Profit-prediction system may lower suicide rates among indebted Indian farmers

Jessica Hallman
February 27, 2020

UNIVERSITY PARK, Pa. — Researchers from the College of Information Sciences and Technology are taking steps to address the alarming rate of suicides among indebted farmers in India, by developing a deep-learning algorithm as the first step in a decision-support system that could predict future market values of crops.

More than 11,000 Indian farmers committed suicide in 2016, according to the National Crime Records Bureau. While the high rate of self-inflicted fatalities could be attributed to a number of reasons, financial distress and inability to sell crops due to widespread fluctuation in the country’s produce market prices is among them, according to Amulya Yadav, assistant professor of information sciences and technology and principal investigator on the project.

“In India, the government has set minimum support prices for crops, but does not try to explicitly force these prices upon the buyers,” said Yadav. “The actual price at which the crop sells at market is based on supply and demand.”

Yadav explained that many Indian farmers take out loans to buy seeds, fertilizer and equipment, and to transport their harvest to market. But if the farmers are unable to sell their crops at minimum support prices, they can’t pay back their loans or make a profit to sustain themselves — leading to financial distress.

Government markets will buy crops at the minimum support prices, but these markets are sometimes far away from farmers’ villages, which adds transportation and fuel costs. Yadav also notes that there are often long lines at the markets and that the government will only buy a limited quota.

“So the remaining people will have to go back, and they’ve wasted a lot of money,” he said. “They end up selling their crops to third-party vendors that don’t guarantee minimum support prices, and [the farmers] don’t make a profit.”

Yadav is aiming to improve the lives of farmers by helping them predict future market prices. The algorithm that his team developed can accurately predict future market prices based on past pricing and volume patterns.

“This system assumes that you’re trying to maximize the profit of a single farmer,” said Yadav. “We’re trying to make a prediction to him or her as to where and when they should sell their crop.”

He continued, “Instead of selling their crops on the very next day after harvest in the local market, this algorithm could potentially give a recommendation that they should wait five days and travel 40 kilometers to a different market, where the prices are predicted to be very high.”

To create the algorithm, Yadav and his team analyzed data records of more than 1,300 Indian markets from the past 11 years, which included maximum and minimum prices of every crop sold in each market. Then, they developed a deep learning model to find useful patterns from that data. The team’s studies show that their model performs better than the current standard.  
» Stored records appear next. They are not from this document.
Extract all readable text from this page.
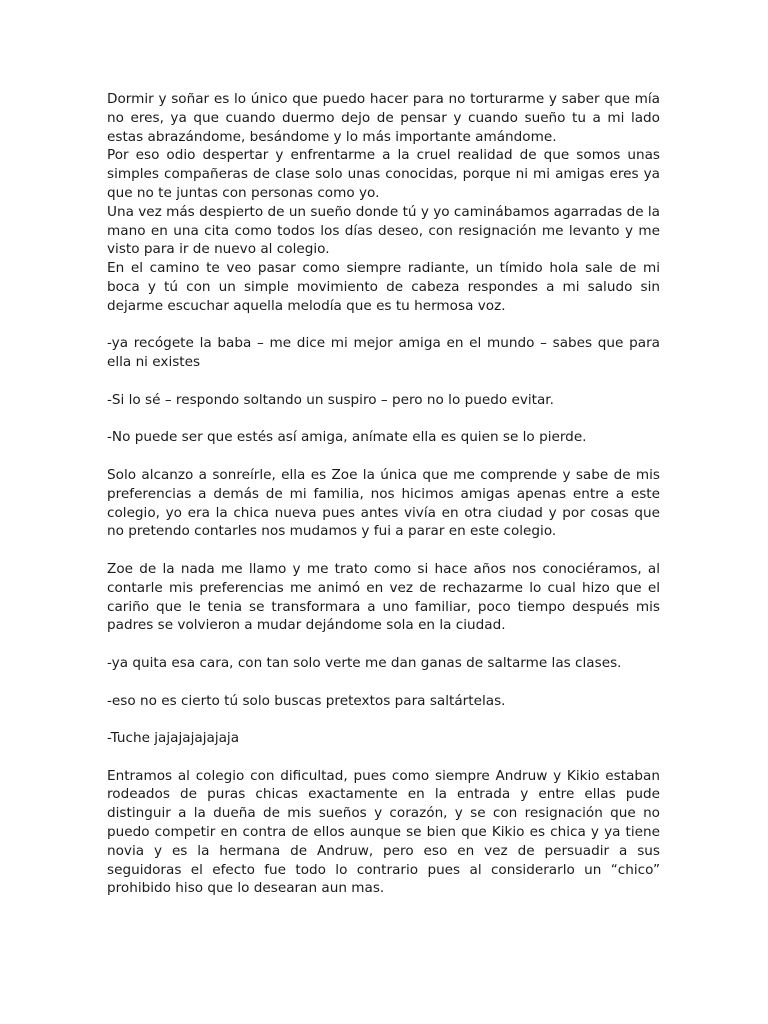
Dormir y soñar es lo único que puedo hacer para no torturarme y saber que mía no eres, ya que cuando duermo dejo de pensar y cuando sueño tu a mi lado estas abrazándome, besándome y lo más importante amándome.

Por eso odio despertar y enfrentarme a la cruel realidad de que somos unas simples compañeras de clase solo unas conocidas, porque ni mi amigas eres ya que no te juntas con personas como yo.

Una vez más despierto de un sueño donde tú y yo caminábamos agarradas de la mano en una cita como todos los días deseo, con resignación me levanto y me visto para ir de nuevo al colegio.

En el camino te veo pasar como siempre radiante, un tímido hola sale de mi boca y tú con un simple movimiento de cabeza respondes a mi saludo sin dejarme escuchar aquella melodía que es tu hermosa voz.

-ya recógete la baba – me dice mi mejor amiga en el mundo – sabes que para ella ni existes

-Si lo sé – respondo soltando un suspiro – pero no lo puedo evitar.

-No puede ser que estés así amiga, anímate ella es quien se lo pierde.

Solo alcanzo a sonreírle, ella es Zoe la única que me comprende y sabe de mis preferencias a demás de mi familia, nos hicimos amigas apenas entre a este colegio, yo era la chica nueva pues antes vivía en otra ciudad y por cosas que no pretendo contarles nos mudamos y fui a parar en este colegio.

Zoe de la nada me llamo y me trato como si hace años nos conociéramos, al contarle mis preferencias me animó en vez de rechazarme lo cual hizo que el cariño que le tenia se transformara a uno familiar, poco tiempo después mis padres se volvieron a mudar dejándome sola en la ciudad.

-ya quita esa cara, con tan solo verte me dan ganas de saltarme las clases.

-eso no es cierto tú solo buscas pretextos para saltártelas.

-Tuche jajajajajajaja

Entramos al colegio con dificultad, pues como siempre Andruw y Kikio estaban rodeados de puras chicas exactamente en la entrada y entre ellas pude distinguir a la dueña de mis sueños y corazón, y se con resignación que no puedo competir en contra de ellos aunque se bien que Kikio es chica y ya tiene novia y es la hermana de Andruw, pero eso en vez de persuadir a sus seguidoras el efecto fue todo lo contrario pues al considerarlo un “chico” prohibido hiso que lo desearan aun mas.
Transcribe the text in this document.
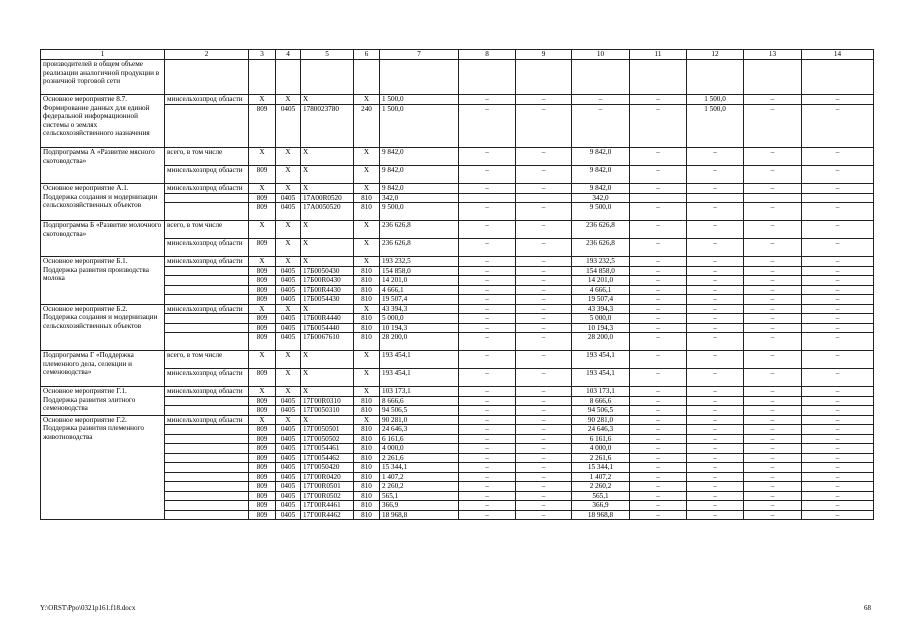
1	2	3	4	5	6	7	8	9	10	11	12	13	14
производителей в общем объеме реализации аналогичной продукции в розничной торговой сети													
Основное мероприятие 8.7. Формирование данных для единой федеральной информационной системы о землях сельскохозяйственного назначения	минсельхозпрод области	Х	Х	Х	Х	1 500,0	–	–	–	–	1 500,0	–	–
		809	0405	1780023780	240	1 500,0	–	–	–	–	1 500,0	–	–
Подпрограмма А «Развитие мясного скотоводства»	всего, в том числе	Х	Х	Х	Х	9 842,0	–	–	9 842,0	–	–	–	–
	минсельхозпрод области	809	Х	Х	Х	9 842,0	–	–	9 842,0	–	–	–	–
Основное мероприятие А.1. Поддержка создания и модернизации сельскохозяйственных объектов	минсельхозпрод области	Х	Х	Х	Х	9 842,0	–	–	9 842,0	–	–	–	–
		809	0405	17А00R0520	810	342,0			342,0				
		809	0405	17А0050520	810	9 500,0	–	–	9 500,0	–	–	–	–
Подпрограмма Б «Развитие молочного скотоводства»	всего, в том числе	Х	Х	Х	Х	236 626,8	–	–	236 626,8	–	–	–	–
	минсельхозпрод области	809	Х	Х	Х	236 626,8	–	–	236 626,8	–	–	–	–
Основное мероприятие Б.1. Поддержка развития производства молока	минсельхозпрод области	Х	Х	Х	Х	193 232,5	–	–	193 232,5	–	–	–	–
		809	0405	17Б0050430	810	154 858,0	–	–	154 858,0	–	–	–	–
		809	0405	17Б00R0430	810	14 201,0	–	–	14 201,0	–	–	–	–
		809	0405	17Б00R4430	810	4 666,1	–	–	4 666,1	–	–	–	–
		809	0405	17Б0054430	810	19 507,4	–	–	19 507,4	–	–	–	–
Основное мероприятие Б.2. Поддержка создания и модернизации сельскохозяйственных объектов	минсельхозпрод области	Х	Х	Х	Х	43 394,3	–	–	43 394,3	–	–	–	–
		809	0405	17Б00R4440	810	5 000,0	–	–	5 000,0	–	–	–	–
		809	0405	17Б0054440	810	10 194,3	–	–	10 194,3	–	–	–	–
		809	0405	17Б0067610	810	28 200,0	–	–	28 200,0	–	–	–	–
Подпрограмма Г «Поддержка племенного дела, селекции и семеноводства»	всего, в том числе	Х	Х	Х	Х	193 454,1	–	–	193 454,1	–	–	–	–
	минсельхозпрод области	809	Х	Х	Х	193 454,1	–	–	193 454,1	–	–	–	–
Основное мероприятие Г.1. Поддержка развития элитного семеноводства	минсельхозпрод области	Х	Х	Х	Х	103 173,1	–	–	103 173,1	–	–	–	–
		809	0405	17Г00R0310	810	8 666,6	–	–	8 666,6	–	–	–	–
		809	0405	17Г0050310	810	94 506,5	–	–	94 506,5	–	–	–	–
Основное мероприятие Г.2. Поддержка развития племенного животноводства	минсельхозпрод области	Х	Х	Х	Х	90 281,0	–	–	90 281,0	–	–	–	–
		809	0405	17Г0050501	810	24 646,3	–	–	24 646,3	–	–	–	–
		809	0405	17Г0050502	810	6 161,6	–	–	6 161,6	–	–	–	–
		809	0405	17Г0054461	810	4 000,0	–	–	4 000,0	–	–	–	–
		809	0405	17Г0054462	810	2 261,6	–	–	2 261,6	–	–	–	–
		809	0405	17Г0050420	810	15 344,1	–	–	15 344,1	–	–	–	–
		809	0405	17Г00R0420	810	1 407,2	–	–	1 407,2	–	–	–	–
		809	0405	17Г00R0501	810	2 260,2	–	–	2 260,2	–	–	–	–
		809	0405	17Г00R0502	810	565,1	–	–	565,1	–	–	–	–
		809	0405	17Г00R4461	810	366,9	–	–	366,9	–	–	–	–
		809	0405	17Г00R4462	810	18 968,8	–	–	18 968,8	–	–	–	–
Y:\ORST\Ppo\0321p161.f18.docx	68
“This gives us hope that we are now going to go ahead and try to build the entire system that we envision,” said Yadav. “Once the system gets built, we are hopeful that it can help farmers maximize the profits that they earn. And hopefully as an indirect benefit lead to fewer farmer suicides in India and in other countries around the world.”

Yadav worked with Alexander Woodruff, 2019 graduate of Penn State in information sciences and technology, and Hangzhi Guo, an undergraduate student at Wenzhou Kean University. They presented their research at the Association for the Advancement of Artificial Intelligence Conference on AI earlier this month.